The minister said, “Due to the
senseless carnages on this important expressway which is part of Arterial Route
A1, the Federal Government has also decided to embark on the emergency
reconstruction of the expressway.”
He said that his Ministry had engaged
Julius Berger Plc and R.C.C Nigeria Limited to commence work immediately on the
reconstruction of the expressway.
Julius Berger will handle Section 1, which is from Lagos to the Shagamu
interchange, while RCC Nigeria Limited will be responsible for Section II, from
Shagamu to Ibadan.
“The federal Government wishes to
assure that while it will continue to uphold the sanctity of contracts entered
into by the federal government, it will not shy away from implementing
provisions of the contract agreement dealing with non-performance on the part
of the contracting party.”

According to the Minister, the legal implications of terminating the contract
have been carefully considered by the Federal Ministry of Works and the Federal
Government.

Mr. Onolememen said: “If you recall
we have been on this issue for quite sometime now and we have meticulously
followed the concession agreement, the provision of relevant clauses of the
agreement. We have complied fully with the provisions of this agreement. We
have had cause even in the past to write the concessioneer to detail the
breaches which it had committed in this agreement in this particular
transaction and we have also followed the minimum and maximum number of days
the contractor was expected to remedy the situation but failing which the
Federal Government had no alternative but to take this course of action”.
He noted out that Bi-Courteny was
supposed finish the job in four years, which will come to a close in about six
months’ time, with nothing on the ground to suggest that it is capable of
fulfilling the objective.
On whether it was a mistake giving
the concession to Bi-Courteny in the first place, he said, “I would not
want to say that it was a mistake, because though I was not [the Minister] at
that time, perhaps at that time they had the most responsible bids, the details
best known to the then Minister of Works and his team that handled the project.

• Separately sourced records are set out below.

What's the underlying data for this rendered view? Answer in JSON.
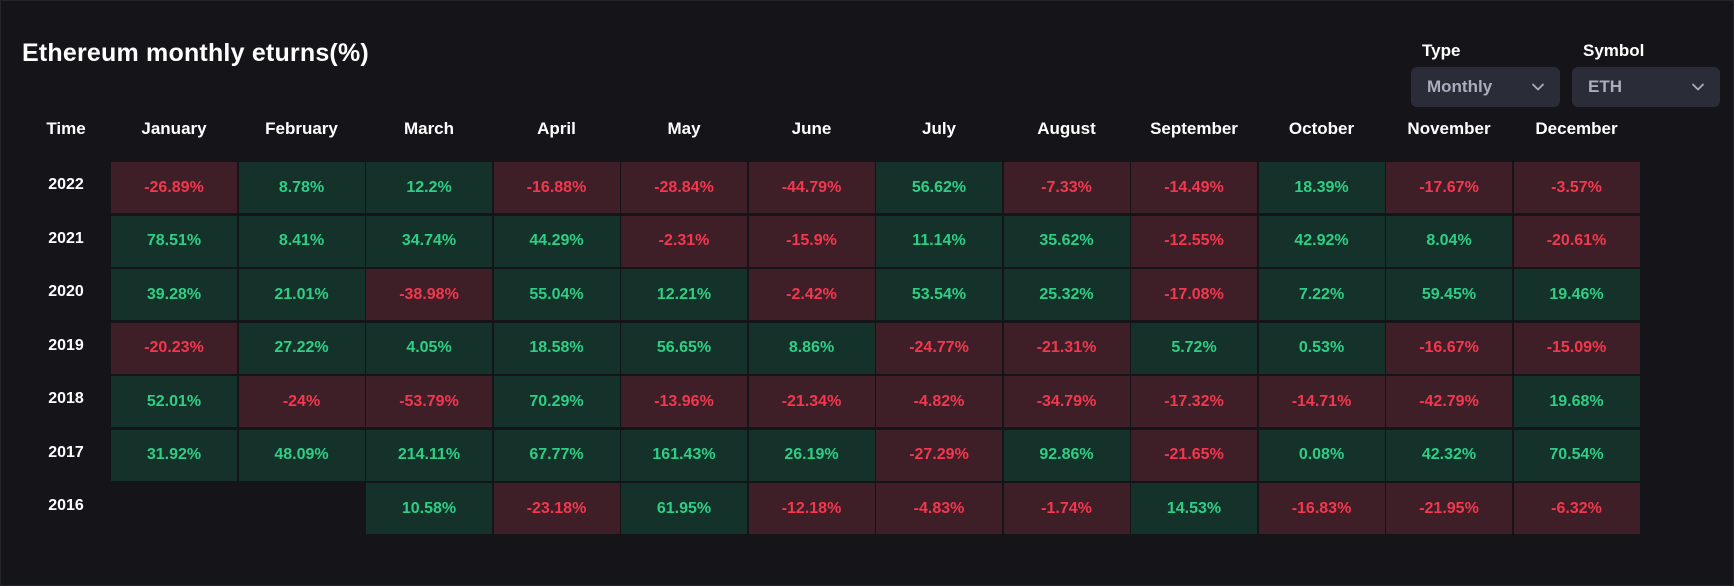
{
  "title": "Ethereum monthly eturns(%)",
  "filters": {
    "type": {
      "label": "Type",
      "value": "Monthly"
    },
    "symbol": {
      "label": "Symbol",
      "value": "ETH"
    }
  },
  "colors": {
    "positive_bg": "#14312a",
    "positive_text": "#2ecf85",
    "negative_bg": "#3f1f27",
    "negative_text": "#f3374e",
    "background": "#151519",
    "select_bg": "#2a2d37"
  },
  "table": {
    "time_header": "Time",
    "months": [
      "January",
      "February",
      "March",
      "April",
      "May",
      "June",
      "July",
      "August",
      "September",
      "October",
      "November",
      "December"
    ],
    "rows": [
      {
        "year": "2022",
        "values": [
          "-26.89%",
          "8.78%",
          "12.2%",
          "-16.88%",
          "-28.84%",
          "-44.79%",
          "56.62%",
          "-7.33%",
          "-14.49%",
          "18.39%",
          "-17.67%",
          "-3.57%"
        ]
      },
      {
        "year": "2021",
        "values": [
          "78.51%",
          "8.41%",
          "34.74%",
          "44.29%",
          "-2.31%",
          "-15.9%",
          "11.14%",
          "35.62%",
          "-12.55%",
          "42.92%",
          "8.04%",
          "-20.61%"
        ]
      },
      {
        "year": "2020",
        "values": [
          "39.28%",
          "21.01%",
          "-38.98%",
          "55.04%",
          "12.21%",
          "-2.42%",
          "53.54%",
          "25.32%",
          "-17.08%",
          "7.22%",
          "59.45%",
          "19.46%"
        ]
      },
      {
        "year": "2019",
        "values": [
          "-20.23%",
          "27.22%",
          "4.05%",
          "18.58%",
          "56.65%",
          "8.86%",
          "-24.77%",
          "-21.31%",
          "5.72%",
          "0.53%",
          "-16.67%",
          "-15.09%"
        ]
      },
      {
        "year": "2018",
        "values": [
          "52.01%",
          "-24%",
          "-53.79%",
          "70.29%",
          "-13.96%",
          "-21.34%",
          "-4.82%",
          "-34.79%",
          "-17.32%",
          "-14.71%",
          "-42.79%",
          "19.68%"
        ]
      },
      {
        "year": "2017",
        "values": [
          "31.92%",
          "48.09%",
          "214.11%",
          "67.77%",
          "161.43%",
          "26.19%",
          "-27.29%",
          "92.86%",
          "-21.65%",
          "0.08%",
          "42.32%",
          "70.54%"
        ]
      },
      {
        "year": "2016",
        "values": [
          "",
          "",
          "10.58%",
          "-23.18%",
          "61.95%",
          "-12.18%",
          "-4.83%",
          "-1.74%",
          "14.53%",
          "-16.83%",
          "-21.95%",
          "-6.32%"
        ]
      }
    ]
  }
}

“But again it is not out of place to
give Nigerian companies opportunities to handle projects of this nature. This
is our country, whoever has the ability and the capacity to do projects of this
nature we believe should be encouraged”.
On the percentage of work done on the
road so far, he said: “I will leave that for those who use the road. As
far as we are concerned the terms of work have not been complied with”.